Devon fairs well with the second lowest levels of crime in the country. However, this impressive low crime record must not be a reason for complacency to take hold. We must continue to ensure that we maintain, as well as improve, our low crime record. While also figuring out how best to address and stop the anti-social behaviour issues that are prevalent, or the rural crime that takes place in the dead of night, or the domestic abuse that happens behind so many locked doors.
Over the last three years I have made it my mission to work with the local police force to address these issues. In doing so I have been pleased to successfully campaign to reopen Kingsbridge Police Station front desk, as well as welcome a full complement of officers to South Devon that matches pre-2010 levels.
The nature of crime in South Devon in the 21st century, remains very different to what it was and while some might still yearn for the days of the “bobby on the beat” it is essential we have a police force that it is able to respond quickly and flexibly to local crimes across the vast expanse that is South Devon.

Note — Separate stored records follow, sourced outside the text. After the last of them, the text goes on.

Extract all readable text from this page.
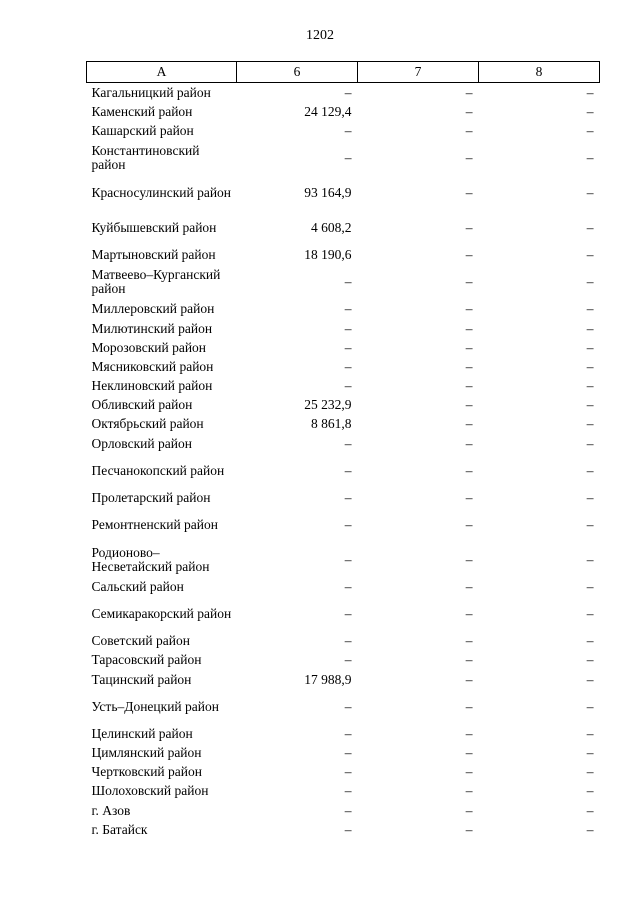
1202
А	6	7	8
Кагальницкий район	–	–	–
Каменский район	24 129,4	–	–
Кашарский район	–	–	–
Константиновский район	–	–	–
Красносулинский район	93 164,9	–	–
Куйбышевский район	4 608,2	–	–
Мартыновский район	18 190,6	–	–
Матвеево–Курганский район	–	–	–
Миллеровский район	–	–	–
Милютинский район	–	–	–
Морозовский район	–	–	–
Мясниковский район	–	–	–
Неклиновский район	–	–	–
Обливский район	25 232,9	–	–
Октябрьский район	8 861,8	–	–
Орловский район	–	–	–
Песчанокопский район	–	–	–
Пролетарский район	–	–	–
Ремонтненский район	–	–	–
Родионово–Несветайский район	–	–	–
Сальский район	–	–	–
Семикаракорский район	–	–	–
Советский район	–	–	–
Тарасовский район	–	–	–
Тацинский район	17 988,9	–	–
Усть–Донецкий район	–	–	–
Целинский район	–	–	–
Цимлянский район	–	–	–
Чертковский район	–	–	–
Шолоховский район	–	–	–
г. Азов	–	–	–
г. Батайск	–	–	–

So how can this be achieved, and what more can be done? Innovation is always required, and as ever South Devon can serve as a pilot scheme for the rest of the country to follow. My Police Hub Initiative seeks to open up more places and spaces for the police to utilise. Working with Parish Councils and using local facilities such as town and village halls, or churches, or community spaces, we can open up new areas of the countryside for the police to use.
Through this initiative the police can now factor in multiple “stop off “points while on patrol, rather than often having to return to their main headquarters. These community spaces will serve as a place for the police to use when on routine trips, but also to enhance engagement with communities. Perhaps most importantly these Police Hubs will help to drive up visibility and deter criminal activity.
Last week, I launched the first of these Police Hubs in East Allington and with a further twelve Parish Councils signed up to the initiative, I am hoping we can reassure residents of the safety and security of South Devon as well as supporting our fantastic police officers who do so much for so many, often with precious little thanks.
Already there has been a wide and warm welcome to this concept from both residents and the police, and it is my belief that by creating a widespread network we can see that no village, hamlet or community, is cut off from the front-line services that it needs. There is also room for this initiative to be expanded to other front-line services as well as being utilised in a disaster or emergency response scenario.
So, if your local Parish Council has not signed up for this initiative, then please do encourage them to do so. A full complement of Parish Councils working together will not only strengthen our resolve to stamp out all crime but make the life of our police officers easier. Added to which, if this model works then I have suggested to the Home Secretary and her Department that a national pilot scheme be launched across the whole country using this very unique South Devon model as the example.
As always, getting it right locally can have a huge impact at the national level. We have the chance to create a new system and mechanism that can both support and assist our front-line services that is cost effective and crime reducing. Such opportunities do not come round that often!